To illustrate how simple it is to add a new transformer, below extends TSML by adding CSVReader transformer and added in the pipeline to process CSV data:

using TSML.TSMLTypes
import TSML.TSMLTypes.fit!
import TSML.TSMLTypes.transform!

using CSV

mutable struct CSVReader <: Transformer
    model
    args
    function CSVReader(args=Dict())
        default_args = Dict(
            :filename => "",
            :dateformat => ""
        )
        new(nothing,mergedict(default_args,args))
    end
end

function fit!(csvrdr::CSVReader,x::T=[],y::Vector=[]) where {T<:Union{DataFrame,Vector,Matrix}}
    fname = csvrdr.args[:filename]
    fmt = csvrdr.args[:dateformat]
    (fname != "" && fmt != "") || error("missing filename or date format")
    model = csvrdr.args
end

function transform!(csvrdr::CSVReader,x::T=[]) where {T<:Union{DataFrame,Vector,Matrix}}
    fname = csvrdr.args[:filename]
    fmt = csvrdr.args[:dateformat]
    df = CSV.read(fname)
    ncol(df) == 2 || error("dataframe should have only two columns: Date,Value")
    rename!(df,names(df)[1]=>:Date,names(df)[2]=>:Value)
    df[:Date] = DateTime.(df[:Date],fmt)
    df
end

transform! (generic function with 31 methods)

Instead of passing table X that contains the time series, we will add an instance of theCSVReader at the start of the array of transformers in the pipeline to read the csv data.
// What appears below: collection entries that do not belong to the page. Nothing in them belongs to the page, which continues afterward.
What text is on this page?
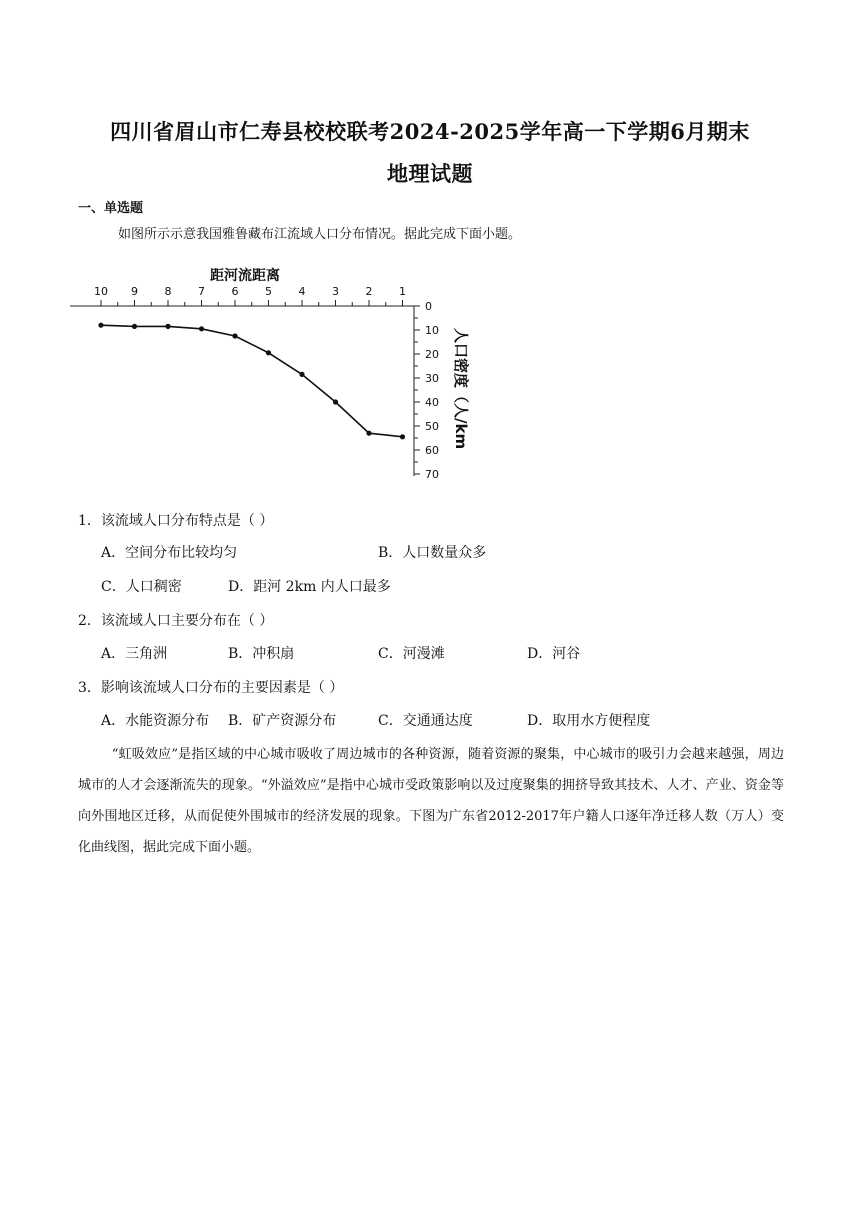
四川省眉山市仁寿县校校联考2024-2025学年高一下学期6月期末
地理试题
一、单选题
如图所示示意我国雅鲁藏布江流域人口分布情况。据此完成下面小题。
距河流距离
10 9 8 7 6 5 4 3 2 1
0
10
20
30
40
50
60
70
人口密度（人/km
1．该流域人口分布特点是（ ）
A．空间分布比较均匀	B．人口数量众多
C．人口稠密	D．距河 2km 内人口最多
2．该流域人口主要分布在（ ）
A．三角洲	B．冲积扇	C．河漫滩	D．河谷
3．影响该流域人口分布的主要因素是（ ）
A．水能资源分布 B．矿产资源分布	C．交通通达度	D．取用水方便程度

“虹吸效应”是指区域的中心城市吸收了周边城市的各种资源，随着资源的聚集，中心城市的吸引力会越来越强，周边城市的人才会逐渐流失的现象。“外溢效应”是指中心城市受政策影响以及过度聚集的拥挤导致其技术、人才、产业、资金等向外围地区迁移，从而促使外围城市的经济发展的现象。下图为广东省2012-2017年户籍人口逐年净迁移人数（万人）变化曲线图，据此完成下面小题。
CSVReader transform! function converts the csv time series table into a dataframe, which will be consumed by the next transformer in the pipeline for processing.

fname = joinpath(dirname(pathof(TSML)),"../data/testdata.csv")
csvreader = CSVReader(Dict(:filename=>fname,:dateformat=>"d/m/y H:M"))
fit!(csvreader)
csvdata = transform!(csvreader)
first(csvdata,10)

10 rows × 2 columns

	Date	Value
	Dates…	Float64
1	2014-01-01T00:06:00	10.0
2	2014-01-01T00:18:00	10.0
3	2014-01-01T00:29:00	10.0
4	2014-01-01T00:40:00	9.9
5	2014-01-01T00:51:00	9.9
6	2014-01-01T01:02:00	10.0
7	2014-01-01T01:13:00	9.8
8	2014-01-01T01:24:00	10.0
9	2014-01-01T01:35:00	9.8
10	2014-01-01T01:46:00	10.0

Let us now include the newly created CSVReader in the pipeline to read the csv data and process it by aggregation and imputation.

mypipeline = Pipeline(
  Dict( :transformers => [
            csvreader,
            dtvalgator,
            dtvalnner
         ]
  )
)

fit!(mypipeline)
results = transform!(mypipeline)
first(results,10)

10 rows × 2 columns

	Date	Value
	Dates…	Float64⍰
1	2014-01-01T00:00:00	10.0
2	2014-01-01T01:00:00	9.9
3	2014-01-01T02:00:00	10.0
4	2014-01-01T03:00:00	10.0
5	2014-01-01T04:00:00	10.0
6	2014-01-01T05:00:00	10.0
7	2014-01-01T06:00:00	10.0
8	2014-01-01T07:00:00	9.8
9	2014-01-01T08:00:00	9.85
10	2014-01-01T09:00:00	9.9

Notice that there is no more the need to pass X in the arguments of fit! and transform because the data is now transmitted by the CSVReader instance to the other transformers in the pipeline.